Il n’en demeure pas moins qu’à toute
époque, peu importe le mode et l’âge d’émancipation, la capacité commerciale
n’est reconnue qu’à partir de dix-huit ans. En cela, la loi du 15 juin 2010 innove puisqu’elle ne détermine pas
l’âge à partir duquel le jeune émancipé de moins de dix-huit ans peut être
commerçant ; elle fixe comme seules conditions l’émancipation et
l’autorisation du juge (juge des tutelles, président du TGI) pour devenir
commerçant. Il est vrai qu’initialement, le projet de loi enregistré à
l’Assemble nationale22
ne comportait pas la possibilité pour un mineur émancipé de faire le commerce.
Aucun des six articles ne faisait état de la capacité commerciale de ce mineur.
Ce projet était exclusivement consacré au régime juridique instauré au profit
de l’entrepreneur individuel à responsabilité limitée en lui conférant la
possibilité d’avoir deux patrimoines et, par conséquent, de lui permettre
d’isoler son patrimoine personnel d’un patrimoine d’affectation23.
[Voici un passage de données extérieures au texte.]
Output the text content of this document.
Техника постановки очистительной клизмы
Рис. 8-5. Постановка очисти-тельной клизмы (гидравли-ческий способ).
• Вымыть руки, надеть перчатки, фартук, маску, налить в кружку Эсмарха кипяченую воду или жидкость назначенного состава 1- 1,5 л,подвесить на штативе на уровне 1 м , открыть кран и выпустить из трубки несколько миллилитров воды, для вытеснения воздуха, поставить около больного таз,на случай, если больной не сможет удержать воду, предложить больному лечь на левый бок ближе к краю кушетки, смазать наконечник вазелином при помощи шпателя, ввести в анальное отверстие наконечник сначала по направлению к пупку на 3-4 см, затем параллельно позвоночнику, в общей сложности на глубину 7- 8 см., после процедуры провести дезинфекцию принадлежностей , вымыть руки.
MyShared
Toujours est-il que sous réserve des
conditions édictées par la loi de 1974 et
de l’existence de justes motifs24,
le juge prononcera l’émancipation, après avoir auditionné le mineur et entendu
l’autre parent, si la demande émane d’un seul des deux25.
Des recours peuvent éventuellement être exercés à l’encontre de la décision
d’émancipation du mineur.
L’émancipation
par le mariage
L’absence de condition relative à
l’âge – Contrairement à l’émancipation par autorité de
justice, l’émancipation par le mariage intervient de plein droit, aucune
condition d’âge n’étant exigée ; la capacité commerciale est conférée du
seul fait du mariage. La condition d’âge ne joue que pour le mariage en
lui-même. Certes, le mariage ne peut être contracté avant l’âge de 18 ans révolus26,
pour autant le procureur de la République du lieu de célébration du mariage
peut octroyer des dispenses d’âge pour des motifs graves27.
Mérite tout de même d’être posée la
question de savoir si le mineur âgé de moins de 16 ans (âge légal d’émancipation
judiciaire), peut en raison de son émancipation automatique par mariage28,
accéder au statut de commerçant. Rien ne permet d’y apporter une réponse, ni la
jurisprudence qui n’a à ce jour pas été saisie de la question, ni la loi, que
ce soit celle du 15 juin
2010 ou les précédentes,
qui est muette en la matière. Toujours est-il qu’a priori, rien ne s’y
oppose, sans oublier tout de même que la seule émancipation ne suffit
pas ; il convient en effet qu’à la demande du mineur d’être commerçant, le
président du TGI lui accorde cette possibilité après avoir été émancipé29.